The goal, an own goal, that gave our "brothers" such an early lead, caused the massed ranks of Argentines who packed the Maracanã to erupt as if they were from this country. They made Messi and co feel right at home. They felt right at home themselves. And they rocked the house, like in the stadiums of Buenos Aires, warning that this feeling couldn't stop. And it couldn't. It was football, of course. It was the World Cup.
Exhibiting that provocative pose typical of the host nation, the Brazilians began to chant "Pentacampeão" ("Five-time champions"). Hands in the air, shouting, laughing. Five world titles against two for the Argentines. And Bosnia pressed forward, closing in on Romero's goal. In the bleachers, the green and yellow shirts joined with the blue shirts to make one party. And in the Maracanã anthem, the one that begins with "On Sunday, I'm going to the Maracanã...," they asked which team they were going support. And the new Maracanã erupted in chants of "Bosnia."
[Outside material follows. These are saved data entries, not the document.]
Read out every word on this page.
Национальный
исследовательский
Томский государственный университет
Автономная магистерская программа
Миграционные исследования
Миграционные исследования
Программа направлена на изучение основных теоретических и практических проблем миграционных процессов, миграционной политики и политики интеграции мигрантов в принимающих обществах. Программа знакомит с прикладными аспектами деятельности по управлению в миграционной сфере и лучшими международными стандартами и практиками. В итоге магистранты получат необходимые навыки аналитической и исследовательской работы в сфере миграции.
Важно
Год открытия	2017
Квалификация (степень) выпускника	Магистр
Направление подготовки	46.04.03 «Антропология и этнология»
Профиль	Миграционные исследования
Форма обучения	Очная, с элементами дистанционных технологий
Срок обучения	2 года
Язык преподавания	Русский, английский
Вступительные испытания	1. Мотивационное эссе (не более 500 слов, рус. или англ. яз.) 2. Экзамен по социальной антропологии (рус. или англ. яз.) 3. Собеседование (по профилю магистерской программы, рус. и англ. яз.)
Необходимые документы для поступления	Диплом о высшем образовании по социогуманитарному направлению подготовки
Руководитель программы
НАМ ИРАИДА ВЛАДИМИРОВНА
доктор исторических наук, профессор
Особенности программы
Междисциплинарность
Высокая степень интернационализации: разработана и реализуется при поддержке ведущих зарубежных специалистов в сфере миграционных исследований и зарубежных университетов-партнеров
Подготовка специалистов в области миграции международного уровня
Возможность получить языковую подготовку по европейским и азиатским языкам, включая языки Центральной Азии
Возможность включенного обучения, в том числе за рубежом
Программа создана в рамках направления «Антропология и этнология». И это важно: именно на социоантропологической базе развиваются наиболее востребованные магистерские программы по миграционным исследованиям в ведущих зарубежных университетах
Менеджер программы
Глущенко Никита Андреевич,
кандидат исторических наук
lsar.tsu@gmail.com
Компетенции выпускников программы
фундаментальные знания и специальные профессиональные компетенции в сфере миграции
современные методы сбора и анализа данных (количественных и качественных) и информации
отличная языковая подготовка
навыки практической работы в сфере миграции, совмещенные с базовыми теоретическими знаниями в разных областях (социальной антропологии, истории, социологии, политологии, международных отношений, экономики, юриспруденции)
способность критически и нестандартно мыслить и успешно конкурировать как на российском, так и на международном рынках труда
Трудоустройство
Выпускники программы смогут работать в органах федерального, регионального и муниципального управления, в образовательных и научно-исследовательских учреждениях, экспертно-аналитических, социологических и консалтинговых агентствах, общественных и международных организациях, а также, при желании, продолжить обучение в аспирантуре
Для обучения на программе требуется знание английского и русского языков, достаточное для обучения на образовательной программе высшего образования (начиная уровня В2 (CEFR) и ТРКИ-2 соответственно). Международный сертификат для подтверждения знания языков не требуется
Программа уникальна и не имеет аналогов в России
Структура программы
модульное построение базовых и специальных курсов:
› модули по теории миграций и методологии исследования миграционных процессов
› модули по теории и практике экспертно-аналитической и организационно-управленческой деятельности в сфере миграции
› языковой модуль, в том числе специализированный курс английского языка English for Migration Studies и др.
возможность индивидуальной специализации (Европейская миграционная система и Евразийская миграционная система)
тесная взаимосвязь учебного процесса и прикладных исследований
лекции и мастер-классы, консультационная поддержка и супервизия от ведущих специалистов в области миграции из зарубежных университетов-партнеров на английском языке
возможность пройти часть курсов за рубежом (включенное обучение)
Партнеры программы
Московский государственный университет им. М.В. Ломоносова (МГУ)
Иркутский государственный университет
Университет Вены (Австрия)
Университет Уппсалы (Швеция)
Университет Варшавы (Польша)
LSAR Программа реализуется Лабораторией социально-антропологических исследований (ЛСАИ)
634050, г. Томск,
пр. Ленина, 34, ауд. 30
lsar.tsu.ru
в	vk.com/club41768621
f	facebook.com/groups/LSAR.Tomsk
In the second half, Argentina calmed the game down. And the albiceleste fans in the bleachers jumped and chanted non-stop. Celebrating victory. The Brazilians tried to wind them up again. But it didn't work. Messi beat one, beat two, then three defenders, and scored one of his typical Camp Nou goals. The bleachers erupted. The 74,738 people who filled the Maracanã understood there and then. They were there to celebrate football. A few of them cursed the No. 10, but the majority got behind him.
"Olé, olé, olé, Messi, Messi!"
For now, a truce had been reached. But it only took a Bosnian goal at the end of the match to reignite the rivalry. More Brazilian chants in support of the Europeans. And a message:
"Oh, Argentina, you can wait! Your time will come."
Possibly on the pitch on July 13. But the long-awaited duel between Brazilians and Argentines in the bleachers had come to an end. Football was the winner. The Maracanã was the winner. A celebration worthy of a World Cup.